# Help with picking CAR model type for hierarchical model - divergent transitions, high rhats / issues with sigma and sdcar

I’m new to posting on these forums, so let me know if I’m formatting things wrong or you need additional information. TLDR: After sifting through a lot of the literature on ICAR and BYM2 I am still a bit confused on which one I need.

From what I understand, ICAR is suitable when you have an aggregated measure per areal unit, but is improper in that it assumes complete spatial autocorrelation (\alpha=1), while more complex models like the BYM2 estimate both spatial smoothing and non-spatial heterogeneity.

I first tested whether there was evidence of any spatial autocorrelation using moran’s I:

data:  d.car\$SHDI
weights: lw
number of simulations + 1: 10000

statistic = 0.099224, observed rank = 9749, p-value = 0.0251
alternative hypothesis: greater


If I’m reading this properly, the p-value suggests there is a very low chance that the data are consistent with a random process, indicating need for a car model term. However, the statistic itself suggests that the actual level of spatial autocorrelation is low, which would contradict the fundamental assumption made by ICAR, right?

I’ve tried ICAR and gotten the model to a point where it is converging properly with no warnings / errors. My model looks something like this:

brm(data = d.car, data2 = list(W=W), family = gaussian,
SHDI ~ 1 + ED_Z + I(ED_Z^2) + PP_Z + (ED_Z + I(ED_Z^2) | REGION ) + car(W,gr=PID,type='icar'),
prior = c(
prior(normal(10,4),class=Intercept),
prior(normal(0, 2), class = b, coef=ED_Z),
prior(normal(0, 1.5), class = b,coef=IED_ZE2),
prior(normal(-1,1),class=b,coef=PP_Z),
prior(lkj(2),class=cor),
prior(exponential(3),class=sd),
prior(exponential(1),class=sdcar)
# (+ default student_t for sigma)
),
iter = 6000, warmup = 3000, chains = 4, cores = 4,
seed = 42)


Note that SHDI is a continuous variable and REGION is a categorical grouping variable with 3 levels. ED_Z and PP_Z are also continuous. The sampling grid itself is ~100 adjacent hexagonal polygons with one row of data each.

Given the assumptions of ICAR and my Moran’s I results, I thought I would try fitting a BYM2 CAR model instead but immediately encountered issues. After reading this post it was unclear whether BYM2 is even appropriate for my model given the gaussian family and continuous data.

Following Moran’s I, I set a prior on rhocar of beta(1,4) which improved things, but I am still having issues with divergent transitions and tuning priors on sigma and sdcar, which consistently have rhats >1.05, low bulk & tail ESS, and are extremely sensitive. Here is the pairs plot which shows some obvious issues:

Currently the exponential(1) is the best prior I have for sigma and sdcar. I’ve tried many alternatives but this seems to be an issue beyond just setting priors. Also worth noting that I’ve tried increasing adapt_delta and iterations but this does not help. All other priors are the same as in the ICAR model for now.

As per Visual MCMC diagnostics using the bayesplot package (r-project.org) I understand the “banana-like” shapes might suggest the presence of “multiplicative non-identifiabilities,” but I haven’t looked much further into this.

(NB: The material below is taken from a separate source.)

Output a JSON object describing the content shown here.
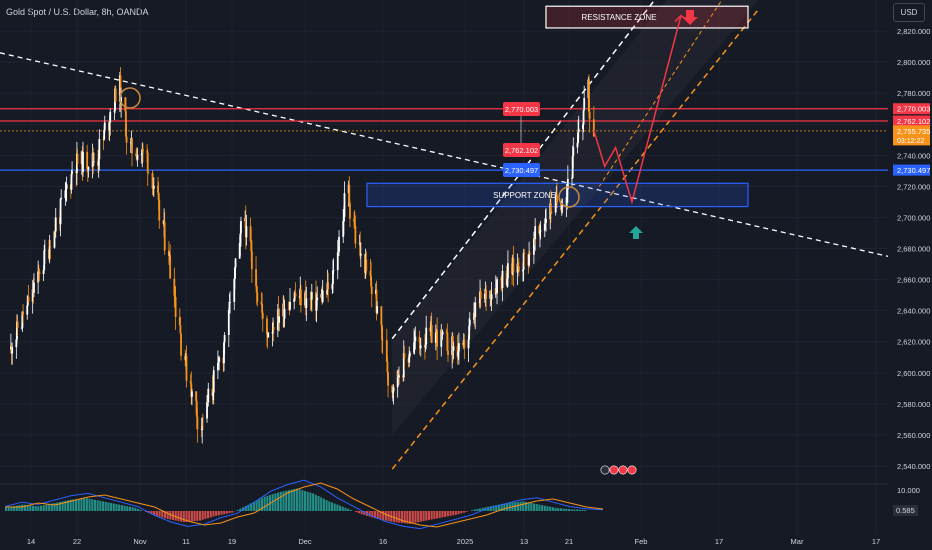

Apologies for the long-winded post. I suspect there is something simple that I am missing here. Thank you for your help!

2 Likes

First @mwalks, this is a very well written question.

### The model

I suggest you try the SAR model instead of the ICAR model: sar: Spatial simultaneous autoregressive (SAR) structures in brms: Bayesian Regression Models using 'Stan'

I’d also suggest the proper CAR model over the other options you’ve tried, but I’m not aware if it’s properly implemented in brms for your purpose.

### The ICAR model

The ICAR model will create a smooth spatial trend. It’s possible that in your case it has produced a very smooth spatial trend that has a small variance (scale), such that it accounts just for that low level of spatial autocorrelation (I think! See if that might be right by examining residuals.)

In disease mapping (and similar applications) where each observation is a collection (like deaths per population), the ICAR trend is usually not sufficient—because you want to model a rate for each area. So if you were to plot raw rates against fitted values after using the ICAR model for disease mapping, you’d find that the fitted values are often conspicuously far from the raw rates. There will be lots of variance ‘unaccounted for.’ That’s what the BYM model tries to account for. In your case, its only going to cause problems.